La danse pieuse, publié en 1926, est son premier roman, un scandale, le premier récit homosexuel en Allemagne, d'une plume étonnamment mûre. Il n'avait pas vingt ans à l'époque et faisait preuve d'une exceptionnelle facilité de littérateur avec cette histoire qui semble très autobiographique : la petite soeur adorée, la fuite de l'esthète en rébellion, loin de la famille et de la fiancée pour trouver un sens à la vie. Car Klaus Mann fait partie de cette jeunesse désorientée qui avait treize ans à la fin de la Grande Guerre, au moment de la révolution allemande, et son personnage Andreas en est le reflet pathétique. Génération sensible, atone incapable de donner forme à sa propre vie.

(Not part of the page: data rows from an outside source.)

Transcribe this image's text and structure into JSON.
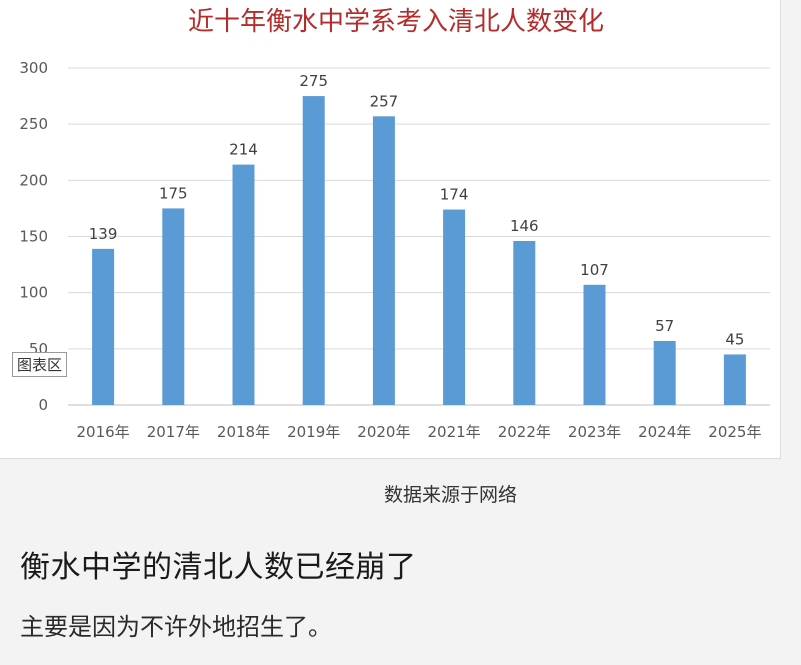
{
  "colors": {
    "bar": "#5b9bd5",
    "title": "#b32d2d",
    "grid": "#d9d9d9"
  },
  "chart_data": {
    "type": "bar",
    "title": "近十年衡水中学系考入清北人数变化",
    "xlabel": "",
    "ylabel": "",
    "categories": [
      "2016年",
      "2017年",
      "2018年",
      "2019年",
      "2020年",
      "2021年",
      "2022年",
      "2023年",
      "2024年",
      "2025年"
    ],
    "values": [
      139,
      175,
      214,
      275,
      257,
      174,
      146,
      107,
      57,
      45
    ],
    "ylim": [
      0,
      300
    ],
    "yticks": [
      0,
      50,
      100,
      150,
      200,
      250,
      300
    ],
    "grid": true,
    "legend": "none",
    "data_labels": true
  },
  "chart_badge": "图表区",
  "source_note": "数据来源于网络",
  "headline": "衡水中学的清北人数已经崩了",
  "subline": "主要是因为不许外地招生了。"
}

Jeune peintre confronté à des problèmes de forme et d'image, Andreas part hanter le Berlin décadent des années vingt peuplé de night-clubs équivoques, de travestis, de débauches. Les enfants s'amusent dans les ordures, les artistes y finissent en bouffons de la bourgeoisie. Après un détour par Hambourg, le jeune homme, amoureux d'un garçon, rejoint Paris et la bohème internationale... Puis le voyage encore, l'exil. Mann affiche ouvertement son homosexualité dans l'ouvrage et son admiration pour des auteurs qui manifestent ce penchant : Wilde, Verlaine, Walt Whitman, Herman Bang,...

"Le trouble de ce temps est grand et puissant, peut-être aucune époque autant que la nôtre n'a eu conscience d'être aussi troublée, d'être à ce point entraînée vers on ne sait où. Ce que nous savons le moins, c'est vers où va nous conduire cette grande danse. [...]. Se mouvoir est être mûr pour le repos. Vivre, c'est être mûr pour la mort. Puisque nous sommes des danseurs sans but, nous célébrons la vie comme une pieuse cérémonie et nous ne pensons pas que nous pourrions aller vers ce qui est bon, vrai, solide. Il faut nous pardonner, il n'est pas facile aujourd'hui de servir un ordre quelconque. Une fête ne doit pas être quelque chose d'étourdi, d'approximatif, ni vide de pensée. Nous gardons dans nos coeurs ce qui est le sens d'une telle fête. Il me semble donc que ce n'est pas une fête frivole, une plaisanterie d'enfant, c'est plutôt un jeu grave, une aventure pieuse."


Le souvenir que m'a laissé le livre, plus que l'histoire sensible et passionnée, hardie pour l'époque, figure dans l'image presque diaphane que renvoie Andreas : il a l'air de passer à travers tout en silence, distant, méditatif, sans émotion, froid, comme un ange cruel et insensible mais en souffrance. Une ombre glacée fascinante. Il a des amis, des amours, est apprécié dans cet univers marginal, mais cela ne s'éprouve pas « viscéralement » par le texte dont l'analyse permettrait sans doute de détecter tous les non-dits, les silences du coeur de ce personnage feutré. La construction, ainsi que certaines mises en écho de passages aux accents oniriques, m'ont paru très habiles, malgré quelques emportements lyriques surfaits.

Le petit film Qui est Klaus Mann ? incitera peut-être à franchir le cap vers cet auteur lucide dont La République des Livres n'a pas manqué de mettre récemment en exergue l'intransigeance et la perspicacité.